In mid-19th century both Baja California and present-day American California were part of Mexico, an impoverished state that badly needed money. It did what many states do in these cases. It declared that the gifts given for centuries to the Pious Fund were in fact taxable, calculated the taxes, and seized by force all the properties of the Fund. Mexico unilaterally decided that everything now belonged to the state, except an interest of 6% on the value of the properties that would be devoted to the original purpose of the Fund, i.e., supporting Catholic priests in California.

Jesuit Fathers Juan María de Salvatierra (1648–1717, left, credits) and Eusebio Francisco Kino (1645–1711, right, credits), both of Italian origins, created the Pious Fund.
Jesuit Fathers Juan María de Salvatierra (1648–1717, left, credits) and Eusebio Francisco Kino (1645–1711, right, credits), both of Italian origins, created the Pious Fund.

A war between the United States and Mexico ended in 1848 with the American victory. Mexico was compelled to surrender California (and other territories) to the U.S., keeping only Baja California. Because of events in Mexico, its government stopped paying even the 6% interest to the Catholic priests. The United States, however, claimed that the 6% after the partition of California should be divided in two. Mexico should still pay 3% to the United States, which would in turn give the money to the Catholic Bishops in California. The controversy escalated to threats of military retaliation by the U.S., since Mexico did not pay anything. Both parties agreed that they would accept the verdict of the proposed Permanent Court of Arbitration.
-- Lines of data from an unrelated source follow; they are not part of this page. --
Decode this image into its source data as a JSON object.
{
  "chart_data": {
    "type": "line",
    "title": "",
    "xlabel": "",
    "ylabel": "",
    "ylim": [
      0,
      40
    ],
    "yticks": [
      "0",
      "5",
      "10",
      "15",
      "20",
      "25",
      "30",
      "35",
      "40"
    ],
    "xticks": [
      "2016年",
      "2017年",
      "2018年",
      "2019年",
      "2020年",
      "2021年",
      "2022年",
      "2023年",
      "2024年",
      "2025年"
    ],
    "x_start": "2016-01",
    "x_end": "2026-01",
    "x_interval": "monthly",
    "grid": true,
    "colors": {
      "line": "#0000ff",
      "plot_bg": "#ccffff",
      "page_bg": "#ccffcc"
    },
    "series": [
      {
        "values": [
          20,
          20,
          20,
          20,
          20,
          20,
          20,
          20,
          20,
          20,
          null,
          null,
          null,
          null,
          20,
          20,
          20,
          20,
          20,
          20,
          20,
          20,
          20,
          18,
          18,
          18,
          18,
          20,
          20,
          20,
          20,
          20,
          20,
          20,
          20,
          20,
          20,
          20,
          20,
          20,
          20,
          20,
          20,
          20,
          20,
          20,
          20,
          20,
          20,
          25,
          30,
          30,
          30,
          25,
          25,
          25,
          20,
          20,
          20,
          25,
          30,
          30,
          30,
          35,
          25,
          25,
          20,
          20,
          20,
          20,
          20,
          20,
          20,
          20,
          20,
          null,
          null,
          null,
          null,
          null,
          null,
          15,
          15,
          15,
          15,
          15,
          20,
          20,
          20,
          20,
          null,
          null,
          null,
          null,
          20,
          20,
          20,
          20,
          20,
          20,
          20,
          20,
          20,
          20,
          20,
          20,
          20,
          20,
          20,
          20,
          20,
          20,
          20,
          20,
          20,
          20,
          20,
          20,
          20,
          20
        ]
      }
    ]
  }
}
The Court decided the case in 1902 in favor of the United States. It was already bad enough that Mexico had appropriated centuries of gifts made by privates for spiritual purposes. It should at least pay to the priests the interest percentage fixed by its own legislation. Mexico started to pay the 3% interest to the U.S. every year in 1903, but because of the anti-Catholic Mexican Revolution suspended the payments in 1912. The case was settled only in 1966, with Mexico transferring a lump sum of US $719,546 to the United States but declaring it would pay nothing in the future. The sum represented only a small fraction of the value of the money donors contributed to the Pious Fund for centuries, which had basically been stolen.

We can thus see that the activities of the most significant predecessor of the United Nations were set in motion by the case of a state falsely declaring that gifts to a religious organizations were taxable in order to steal goods and money. It left only a small percentage to the intended recipients of the gifts and then tried to steal it as well.

Tai Ji Men protests in Taiwan.
Tai Ji Men protests in Taiwan.

The lesson for the Tai Ji Men case is that history repeats itself. Their land was stolen just as the money of the Pious Fund was stolen, by making gifts taxable through legal and semantic acrobatics. In the case of the Pious Fund, international arbitration in a way worked, showing that the system of the Permanent Court was in fact a good idea. But it did not work completely.

Greedy state bureaucrats and the temptation to appropriate gifts given for spiritual purposes are as old as history. Internationalizing such controversies does not guarantee success, but it may help. This is why internationalizing the Tai Ji Men case remains an important strategy to pursue after so many disappointments in Taiwan.